I suppose I owe you post. It’s been a few days; still and yet, I’m struggling for my words. My heart isn’t here.

My heart is there, underneath a blue tent that shelters the freshly dug grave of my friend, Beth.

My heart is in a hospital room, where Beth’s daughter has just, this morning, given birth to a little girl who will only know her grandmother through the memories given to her by others.

My heart is in a home where a husband walks in isolation from his bride of twenty-five years, bumping into remembrances at every turn.
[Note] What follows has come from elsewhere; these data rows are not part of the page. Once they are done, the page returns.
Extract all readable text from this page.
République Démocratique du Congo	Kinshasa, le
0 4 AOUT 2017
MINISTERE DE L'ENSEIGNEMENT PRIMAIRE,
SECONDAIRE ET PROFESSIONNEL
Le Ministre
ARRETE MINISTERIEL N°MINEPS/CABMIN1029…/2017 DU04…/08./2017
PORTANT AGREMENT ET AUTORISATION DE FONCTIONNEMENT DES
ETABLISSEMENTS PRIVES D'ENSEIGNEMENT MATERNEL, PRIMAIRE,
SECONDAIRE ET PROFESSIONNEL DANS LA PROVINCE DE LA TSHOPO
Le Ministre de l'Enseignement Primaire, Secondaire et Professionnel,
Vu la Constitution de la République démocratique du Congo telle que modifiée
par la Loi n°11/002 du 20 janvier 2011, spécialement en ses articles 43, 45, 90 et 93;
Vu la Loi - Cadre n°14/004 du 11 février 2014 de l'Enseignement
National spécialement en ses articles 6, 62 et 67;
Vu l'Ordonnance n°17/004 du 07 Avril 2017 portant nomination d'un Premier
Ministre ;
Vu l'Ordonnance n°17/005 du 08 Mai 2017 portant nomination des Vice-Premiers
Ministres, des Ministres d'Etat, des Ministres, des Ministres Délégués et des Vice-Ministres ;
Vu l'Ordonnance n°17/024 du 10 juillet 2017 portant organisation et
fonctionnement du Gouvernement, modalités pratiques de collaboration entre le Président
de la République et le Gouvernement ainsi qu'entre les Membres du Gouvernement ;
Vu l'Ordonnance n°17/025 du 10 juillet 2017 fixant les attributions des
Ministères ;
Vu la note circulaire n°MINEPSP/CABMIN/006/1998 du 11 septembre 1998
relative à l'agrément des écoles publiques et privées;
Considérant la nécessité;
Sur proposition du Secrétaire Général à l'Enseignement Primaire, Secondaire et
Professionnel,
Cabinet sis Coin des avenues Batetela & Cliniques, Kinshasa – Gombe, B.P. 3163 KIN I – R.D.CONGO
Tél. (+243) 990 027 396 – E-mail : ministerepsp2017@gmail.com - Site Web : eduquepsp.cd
My heart is with two parents who valiantly and gracefully walked hand in hand to bury their daughter; a walk no parent should have to make.

My heart is with extended family, brothers, in-laws, aunt and uncles and cousins enough to fill a sanctuary—all of whom are trying to make sense out of a “life gone too soon.”

My heart is there, everywhere but here. Still and yet, I come and offer it to you for you are my friends, also. I imagine that there are many of you who are walking your own road of grief this day. Life is dishing you out a heavy portion of pain, and you are unsure about what to do with it; how to manage it; where to stuff it, and how to move on from it.

You walk in good company. You are not alone in your weariness of heart of soul. Like you … like so many others … I am walking with my pain. And while it pales in comparison to the grief of a family who knew Beth longer and loved her deeper, it still hurts and leaves me with a few lingering questions.

I won’t tackle these questions today; at least not publicly. Some conversations are best reserved for the private intimacy between Father and child. My faith isn’t based on my questions. My faith supersedes my questions. The questions are simply the road map God uses to draw my heart closer to his.

Graciously, he allows them. Humbly I ask them. Patiently, I wait for the answers. I believe they will come; if not fully, then with at least enough understanding to carry me through to the other side, when “partial” will give way to “complete.”

I can live with that, friends, because I firmly believe that when it’s time for me to “know,” I’ll know. Until then, God’s peace is my guiding comfort. He’s ready and available to me for the asking.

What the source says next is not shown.